16/05/2012-17/05/2012 @03:20:37 ^05:03:15

Invasion of the Damned

A replacement episode 1 for Freedoom, consisting of vanilla-compatible maps, made because the author believes Freedoom should be a vanilla project despite it having been a Boom project since day one. (This occasionally gets debated on the forums, always with the same outcome.)

E1M1, E1M2, E1M4 and E1M7 are the corresponding maps from Freedoom, possibly modified for vanilla limits. The most interesting is the first, as a vanilla conversion of Freedoom's E1M1, a map which was originally made to show off nearly all of Boom's more exotic features. So, it loses quite a lot in the conversion, but is not bad despite the removals. It's also worth noting E1M7 is completely unbalanced from a pistol start, but the original in Freedoom suffers from that too.

The remainder save for E1M8 are taken from maps on /idgames with appropriately permissive licences ("you may do what you want with this map", etc.) Several of them I have played before and indeed posted on this site.* However, somehow in the compilation process E1M6 was broken and is more or less unbeatable (a floor in front of the exit door was lowered 64 units, creating an invisible pit you can't get out of, covering a large area which must be traversed repeatedly.)

E1M8 is the only map made solely by the author. It is a straight remake of Doom's E1M8 that has more or less identical gameplay and a very similar but slightly smaller layout. (Room of demons and barrels with lift up to computer map, corridor, red-walled lift up to two barons - no spectres though - lowering walls, sector type 11 exit) I have to note this wouldn't get accepted into Freedoom today due to being too similar to the original.

Honestly, with the bugs I can't really recommend this as-is. On the other hand Freedoom itself is full of broken, half-finished maps, obvious placeholders, and almost identical remakes of stuff from the original game, so perhaps it's a parody...**

* I distinctly remember E1M5 (power station), have no memory of E1M6 (outpost) even having played it before which means I must have only played it once or something, and I don't think I ever touched E1M9 before.

** Note to moderators: this is a joke. I help maintain the thing, I should be allowed to make fun!

Mordeth, revisited

It was 15 years old a couple of months ago and is still an amazing piece of work. It seems like a source port PWAD with all the modifications it pulls off, but came out nearly a year before anyone outside of id even saw the code. How the author worked out some of the tricks is beyond me and even now I had to take the wad apart to figure out how the disappearing fog works (although in hindsight I should have known, I think.) However:

The worst part is that the version on /idgames is still the one stuck in the early 1997 pre-source-ports era.
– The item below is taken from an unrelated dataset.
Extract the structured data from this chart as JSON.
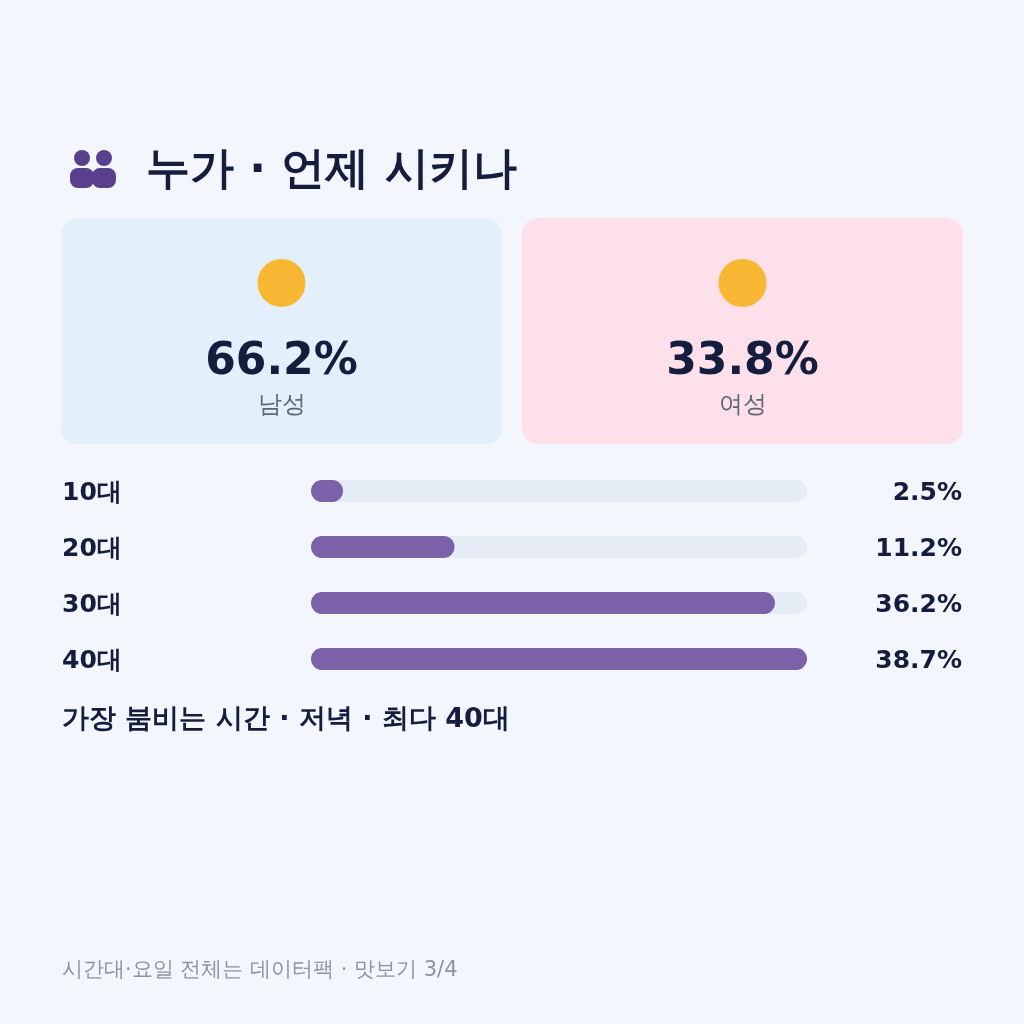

The version for source ports on mordeth.doomworld.com is a broken link. If you want a version that works in modern engines, put the filename "mfb97dsf", from the download page, into a search engine. Although having to search around was far more preferable to my memories of using 3ddownloads.

Preview of Jenesis, based entirely off MAP01

Nicely detailed, with a good progression and glimpses of unreached parts of the level, but disjoint. Map splits into individual rooms/areas which don't have much bearing on one another, you work through one and move on to the next. Manages to be deceptively hard: doesn't seem too bad until suddenly you realise you have no health and/or ammunition and should have been playing a lot more carefully.

Monster placement can be irritating: the author likes plutonia-style far-off chaingunners, for instance. At one point there are a bunch on a ledge above your line of fire and too far away for the autoaim without charging straight towards them (I admit this part was frustrating because it killed me after 20 minutes careful play. I cynically noted that it would have been trivialised by using an engine with mouselook.)

The wad seems to have been roundly praised by the community, but that rarely says much. Hopefully it will feature less disjointness and less death-by-a-thousand-cuts later on.